Fiscal Cliff – Republicans Forced to Face Their Own Impotence

Architect of the Capitol


So Congress caved.  Last night, prior to their approval CNN, BBC and Sky News all showed the same footage, of House Republicans bitching about how totally unacceptable the Senate bill was – including some who hadn’t read it yet. All the reporters seemed to believe they would send it back to the Senate with amendments.

But House Minority Leader Nancy Pelosi shot that idea down when she and a group of Democrats took questions from reporters. She was impressive. She has such a polite demeanor, but she’s a woman of steel. When a reporter asked her what she thought the Republicans would do she shot back very smartly saying she didn’t know yet, and wasn’t going to comment on the only source of information they had – namely reporters.

She added, though, that the only acceptable response from House Republicans was a straight up and down yes or no. She made no attempt to hide her anger at the poker playing they have been indulging in and her low opinion of it and expressed no patience for their whining about having to work so late into the night over New Year.
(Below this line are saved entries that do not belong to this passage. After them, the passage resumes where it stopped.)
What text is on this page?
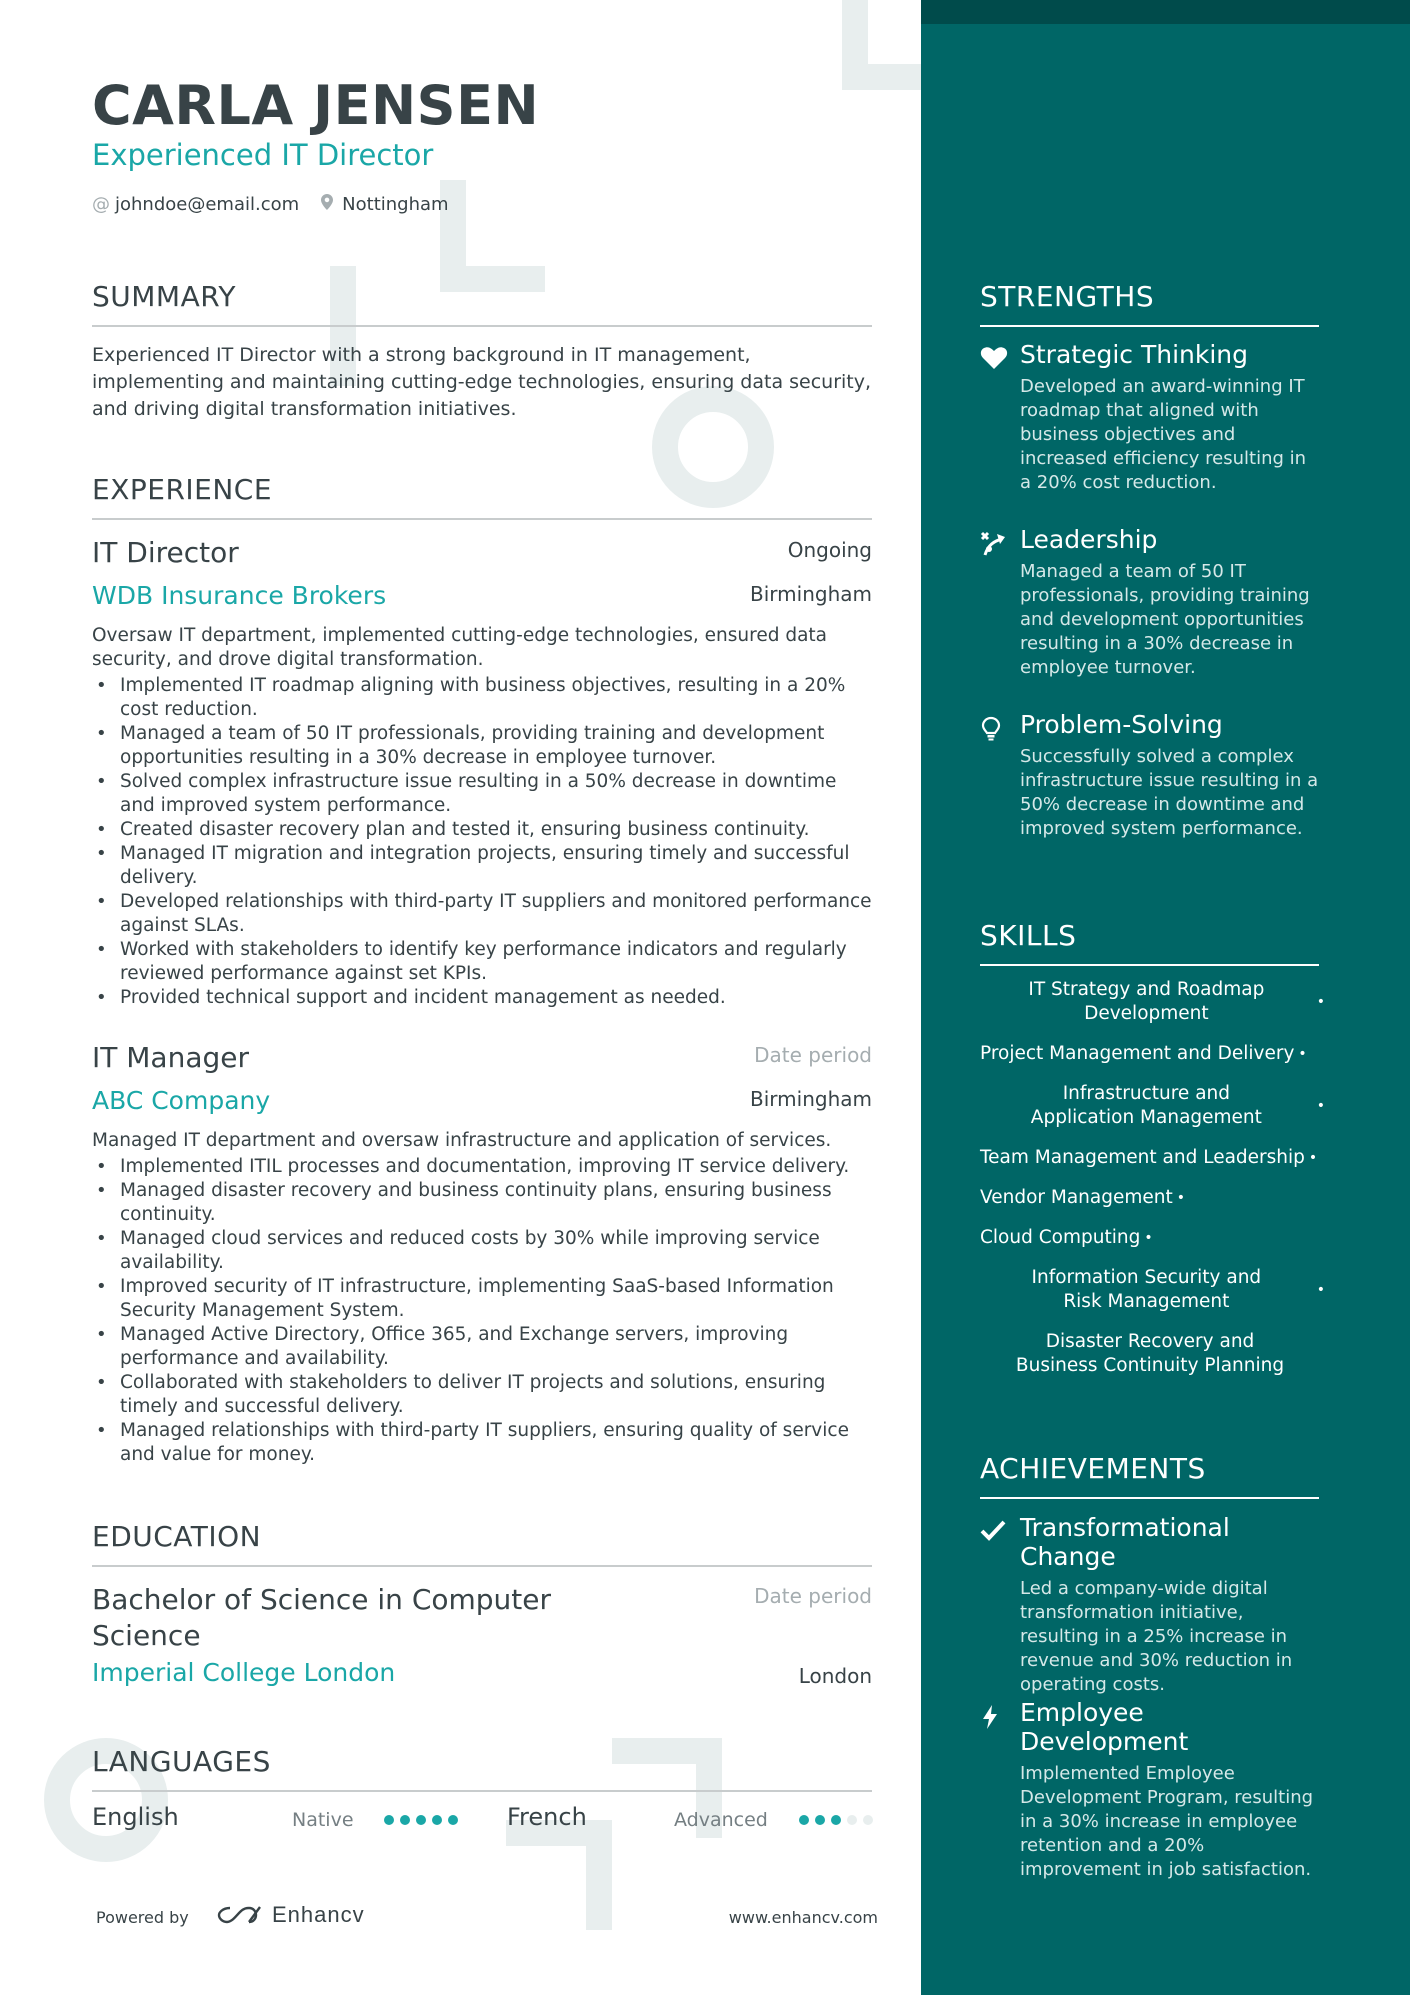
CARLA JENSEN
Experienced IT Director
@ johndoe@email.com Nottingham
SUMMARY
Experienced IT Director with a strong background in IT management, implementing and maintaining cutting-edge technologies, ensuring data security, and driving digital transformation initiatives.
EXPERIENCE
IT Director	Ongoing
WDB Insurance Brokers	Birmingham
Oversaw IT department, implemented cutting-edge technologies, ensured data security, and drove digital transformation.
• Implemented IT roadmap aligning with business objectives, resulting in a 20% cost reduction.
• Managed a team of 50 IT professionals, providing training and development opportunities resulting in a 30% decrease in employee turnover.
• Solved complex infrastructure issue resulting in a 50% decrease in downtime and improved system performance.
• Created disaster recovery plan and tested it, ensuring business continuity.
• Managed IT migration and integration projects, ensuring timely and successful delivery.
• Developed relationships with third-party IT suppliers and monitored performance against SLAs.
• Worked with stakeholders to identify key performance indicators and regularly reviewed performance against set KPIs.
• Provided technical support and incident management as needed.
IT Manager	Date period
ABC Company	Birmingham
Managed IT department and oversaw infrastructure and application of services.
• Implemented ITIL processes and documentation, improving IT service delivery.
• Managed disaster recovery and business continuity plans, ensuring business continuity.
• Managed cloud services and reduced costs by 30% while improving service availability.
• Improved security of IT infrastructure, implementing SaaS-based Information Security Management System.
• Managed Active Directory, Office 365, and Exchange servers, improving performance and availability.
• Collaborated with stakeholders to deliver IT projects and solutions, ensuring timely and successful delivery.
• Managed relationships with third-party IT suppliers, ensuring quality of service and value for money.
EDUCATION
Bachelor of Science in Computer Science
Date period
Imperial College London	London
LANGUAGES
English	Native	French	Advanced
Powered by	Enhancv	www.enhancv.com
STRENGTHS
Strategic Thinking
Developed an award-winning IT roadmap that aligned with business objectives and increased efficiency resulting in a 20% cost reduction.
Leadership
Managed a team of 50 IT professionals, providing training and development opportunities resulting in a 30% decrease in employee turnover.
Problem-Solving
Successfully solved a complex infrastructure issue resulting in a 50% decrease in downtime and improved system performance.
SKILLS
IT Strategy and Roadmap Development
•
Project Management and Delivery •
Infrastructure and Application Management
•
Team Management and Leadership •
Vendor Management •
Cloud Computing •
Information Security and Risk Management
•
Disaster Recovery and Business Continuity Planning
ACHIEVEMENTS
Transformational Change
Led a company-wide digital transformation initiative, resulting in a 25% increase in revenue and 30% reduction in operating costs.
Employee Development
Implemented Employee Development Program, resulting in a 30% increase in employee retention and a 20% improvement in job satisfaction.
She laid the blame solely at their door in no uncertain terms. She was tired, everybody was tired. America was tired. And the House Republican blustering continued. The majority leader Representative Eric Cantor of Virginia said he would never support the bill. There was much gnashing of teeth over it and scorn for it. But they caved in the end. Of course they did. 

And they got a worse deal than they would have if they had accepted President Obama’s last proposal. 85 Republicans and 172 Democrats voted yes. 151 Republicans and 16 Democrats voted no.  Mr. Cantor voted no. Paul Ryan voted in favor. Whether that’s because he saw sense or because he’s fundamentally a shift-in-the-wind kind guy, I don’t know. I don’t trust him. But that’s by the bye. At least he voted for sanity.

Hardliner House Republicans have walked away with the prize of being the worst gamblers in politics. They insisted on playing poker and they’re lousy at it. They lost their gamble, beating their chests until the last moment then having to give in and look like the fools that they are.  Will this teach them that their job isn’t to gamble? I doubt it.

If they want to leaern the lesson they'll benefit. If not, they'll carry on turning people off.  I think this is a grand victory, not because of the deal itself, but because hardliner House Republicans have been forced to learn that they can’t do what they want and ignore the consequences, and that they’re not as powerful as they thought they were.